Social media can be a very powerful tool. If the idea of Q Anon and its influence doesn’t convince you, there are all the TikTok trends that usually amount to doing something very dangerous for a dare. Businesses create their marketing campaigns from social media, an entire industry has come about from simply being a user who’s good at being on social media for a living, with arguably the Karashians at the top of that pyramid.
But there are also activists using social media to get their point across. Amongst the democrat politicians, the obvious example is Alexandria Ocasio-Cortez, who not only has her own nickname online as “AOC”, but occasionally makes a point of appearing on social media either to make a point or to enjoy herself, like the lockdown rounds of Among Us she played with YouTube and Twitch gamers.
But why social media? Are the old ways of campaigning simply not enough for democrats anymore? For politicians in general? We’re breaking down why democrat supporters and politicians might like the appeal of using social media to get their point across.
Influencers appeal to social media users
Influencers and their brands are very obviously aimed at social media users. In a world where we’re increasingly migrating onto social media to get everything from our food to our holiday choices, it only makes sense that democrats will want to make a conscious effort to reach social media users – and influencers are exactly the way to do it.
More and more of us are finding and buying what we want online, which influencers tap into. The way the democrats can use this is there in the name: by using influence. People are clearly listening to influencers on their reviews of everything from products to services. And as a result, a lot of commentators of their genre, have influence on their followers. Take Hasan Piker, for example, who has to be the biggest and loudest voice on politics at the moment. His Twitter has 1.1 million followers, some of which you can attribute for “hate followers” who want to know what he’s saying in less than 280 characters, but 2 million followers are watching his sometimes 4-hour long streams where he is talking about politics.
Not only are we getting our products from social media, but we’re getting our headlines, and more importantly, our entertainment, which commentary on politics can definitely be considered.
Influencers appeal to Gen Z
In particular, influencers and social media as a whole appeal to younger generations.
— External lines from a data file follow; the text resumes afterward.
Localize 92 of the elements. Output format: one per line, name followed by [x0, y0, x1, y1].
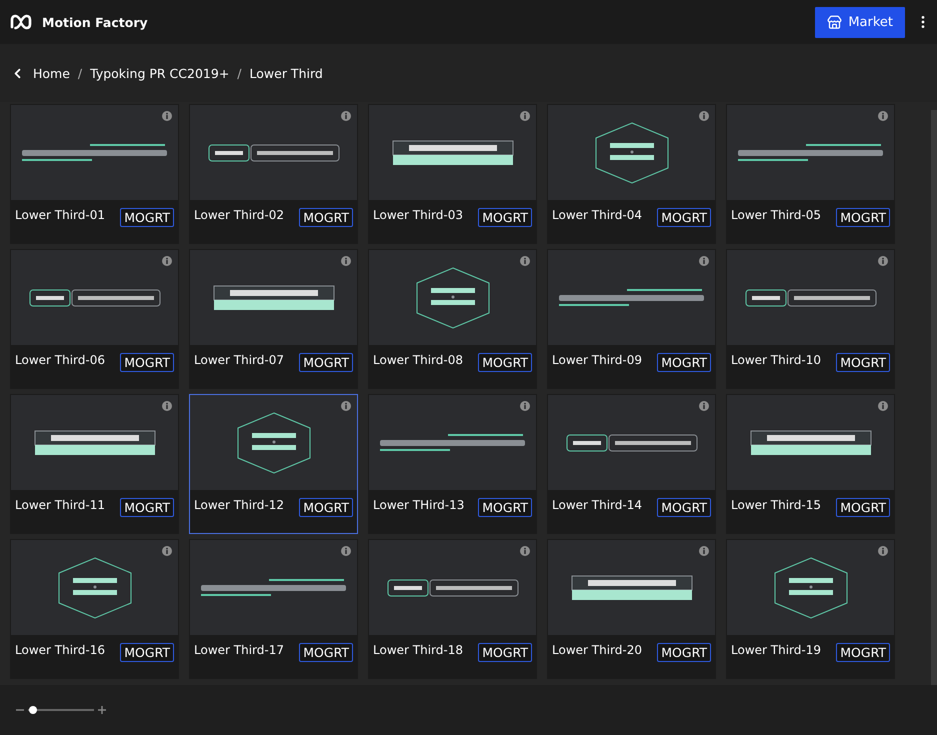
template-card[interactable]: Lower Third-15 MOGRT: [726, 394, 895, 534]
template-name: Lower Third-14: [552, 498, 642, 512]
info-icon[interactable]: [520, 256, 530, 266]
mogrt-button[interactable]: MOGRT: [836, 208, 890, 227]
mogrt-button[interactable]: MOGRT: [120, 498, 174, 517]
info-icon[interactable]: [699, 546, 709, 556]
info-icon[interactable]: [341, 401, 351, 411]
info-icon[interactable]: [699, 401, 709, 411]
mogrt-button[interactable]: MOGRT: [478, 353, 532, 372]
template-name: Lower Third-04: [552, 208, 642, 222]
template-card[interactable]: Lower Third-04 MOGRT: [547, 104, 716, 244]
template-card[interactable]: Lower Third-08 MOGRT: [368, 249, 537, 389]
info-icon[interactable]: [162, 256, 172, 266]
template-name: Lower Third-11: [15, 498, 105, 512]
template-name: Lower Third-07: [194, 353, 284, 367]
template-name: Lower Third-08: [373, 353, 463, 367]
mogrt-button[interactable]: MOGRT: [836, 643, 890, 662]
plus-icon[interactable]: [98, 706, 106, 714]
info-icon[interactable]: [162, 401, 172, 411]
template-name: Lower Third-01: [15, 208, 105, 222]
info-icon[interactable]: [520, 401, 530, 411]
market-button[interactable]: Market: [815, 6, 905, 38]
template-card[interactable]: Lower Third-01 MOGRT: [10, 104, 179, 244]
template-card[interactable]: Lower Third-05 MOGRT: [726, 104, 895, 244]
mogrt-button[interactable]: MOGRT: [120, 208, 174, 227]
info-icon[interactable]: [878, 401, 888, 411]
template-card[interactable]: Lower Third-06 MOGRT: [10, 249, 179, 389]
breadcrumb-link[interactable]: Typoking PR CC2019+: [90, 66, 230, 80]
template-name: Lower Third-18: [373, 643, 463, 657]
mogrt-button[interactable]: MOGRT: [478, 498, 532, 517]
breadcrumb-link[interactable]: Home: [33, 66, 70, 80]
template-card[interactable]: Lower Third-12 MOGRT: [189, 394, 358, 534]
template-name: Lower Third-17: [194, 643, 284, 657]
template-name: Lower Third-12: [194, 498, 284, 512]
template-name: Lower Third-19: [731, 643, 821, 657]
mogrt-button[interactable]: MOGRT: [478, 643, 532, 662]
template-card[interactable]: Lower Third-14 MOGRT: [547, 394, 716, 534]
logo-icon: [10, 14, 32, 30]
info-icon[interactable]: [162, 546, 172, 556]
template-card[interactable]: Lower Third-17 MOGRT: [189, 539, 358, 679]
template-card[interactable]: Lower Third-19 MOGRT: [726, 539, 895, 679]
info-icon[interactable]: [878, 111, 888, 121]
mogrt-button[interactable]: MOGRT: [657, 353, 711, 372]
mogrt-button[interactable]: MOGRT: [120, 643, 174, 662]
mogrt-button[interactable]: MOGRT: [657, 498, 711, 517]
scrollbar[interactable]: [931, 110, 937, 685]
template-name: Lower Third-02: [194, 208, 284, 222]
info-icon[interactable]: [878, 256, 888, 266]
breadcrumb-separator: /: [237, 66, 242, 80]
template-card[interactable]: Lower THird-13 MOGRT: [368, 394, 537, 534]
template-card[interactable]: Lower Third-18 MOGRT: [368, 539, 537, 679]
template-card[interactable]: Lower Third-07 MOGRT: [189, 249, 358, 389]
template-name: Lower Third-20: [552, 643, 642, 657]
info-icon[interactable]: [520, 111, 530, 121]
info-icon[interactable]: [341, 111, 351, 121]
template-name: Lower Third-10: [731, 353, 821, 367]
info-icon[interactable]: [341, 546, 351, 556]
info-icon[interactable]: [699, 256, 709, 266]
template-name: Lower Third-09: [552, 353, 642, 367]
template-name: Lower Third-15: [731, 498, 821, 512]
mogrt-button[interactable]: MOGRT: [299, 643, 353, 662]
breadcrumb-separator: /: [78, 66, 82, 80]
mogrt-button[interactable]: MOGRT: [299, 353, 353, 372]
template-name: Lower Third-03: [373, 208, 463, 222]
template-name: Lower Third-16: [15, 643, 105, 657]
mogrt-button[interactable]: MOGRT: [478, 208, 532, 227]
info-icon[interactable]: [162, 111, 172, 121]
template-card[interactable]: Lower Third-11 MOGRT: [10, 394, 179, 534]
store-icon: [827, 14, 842, 30]
info-icon[interactable]: [878, 546, 888, 556]
mogrt-button[interactable]: MOGRT: [299, 208, 353, 227]
mogrt-button[interactable]: MOGRT: [120, 353, 174, 372]
info-icon[interactable]: [520, 546, 530, 556]
mogrt-button[interactable]: MOGRT: [836, 498, 890, 517]
mogrt-button[interactable]: MOGRT: [299, 498, 353, 517]
template-name: Lower Third-05: [731, 208, 821, 222]
template-card[interactable]: Lower Third-20 MOGRT: [547, 539, 716, 679]
template-card[interactable]: Lower Third-16 MOGRT: [10, 539, 179, 679]
template-card[interactable]: Lower Third-10 MOGRT: [726, 249, 895, 389]
template-name: Lower Third-06: [15, 353, 105, 367]
slider-thumb[interactable]: [28, 706, 37, 714]
mogrt-button[interactable]: MOGRT: [657, 208, 711, 227]
app-title: Motion Factory: [42, 14, 149, 30]
info-icon[interactable]: [341, 256, 351, 266]
mogrt-button[interactable]: MOGRT: [836, 353, 890, 372]
template-card[interactable]: Lower Third-02 MOGRT: [189, 104, 358, 244]
template-name: Lower THird-13: [373, 498, 464, 512]
mogrt-button[interactable]: MOGRT: [657, 643, 711, 662]
template-card[interactable]: Lower Third-03 MOGRT: [368, 104, 537, 244]
template-card[interactable]: Lower Third-09 MOGRT: [547, 249, 716, 389]
breadcrumb-link[interactable]: Lower Third: [250, 66, 323, 80]
info-icon[interactable]: [699, 111, 709, 121]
Gen Z, for example, which is classified by Rave Reviews as anyone born between 1995 and 2010, is known for using social media more than any other generation, but online digital PR services know that they are also becoming increasingly cynical of brands and big organisations like the criminal justice system, police, news media and the government. A whopping 49% of Gen Zers are getting their news on social media, compared to 17% of adults, with only 12% watching TV. By meeting them where they’re at, politicians can get better in the ear of younger audiences.
But a lack of headlines doesn’t mean Gen Z doesn't care. They are looking up and researching every brand they interact with to ensure that their priorities match. These priorities are mostly sustainable business practices, affordability, ethical business practices and inclusivity. Considering 20% of them identify as LGBT+, 48% are non-white, and they are well educated, more than any generation before them on all fronts, it’s important to appeal to these younger users.
So, where are they researching brands and big companies? On social media.
Micro influencer fans are more loyal
However, if democrats are going to get the interest of the increasingly cynical Gen Z user, they have to be smarter about what influencers they use to reach them. Like brands, users are becoming cynical of the priorities of big influencers. Big influencers at best have been found to be dishonest about their opinions on items for the sake of a paycheck and at worst have been found to be criminals.
Instead, users are migrating to micro-influencers who have smaller but more dedicated followings. They’re usually the head of a community or marketing a small business, and therefore are considered more honest with their intentions. Communities have been given a boost by the likes of TikTok over the past couple of years, which has an algorithm that is putting people in touch with their people, showing them more of what they identify with. So, for instance, if you are left-leaning in your politics, you are likely to be presented with people who are talking about left-leaning politics, until you have a community of people talking about an issue. This is exactly where democrats can come in and give their opinion, either informally with their own TikTok account or by being interviewed or endorsed by influencers.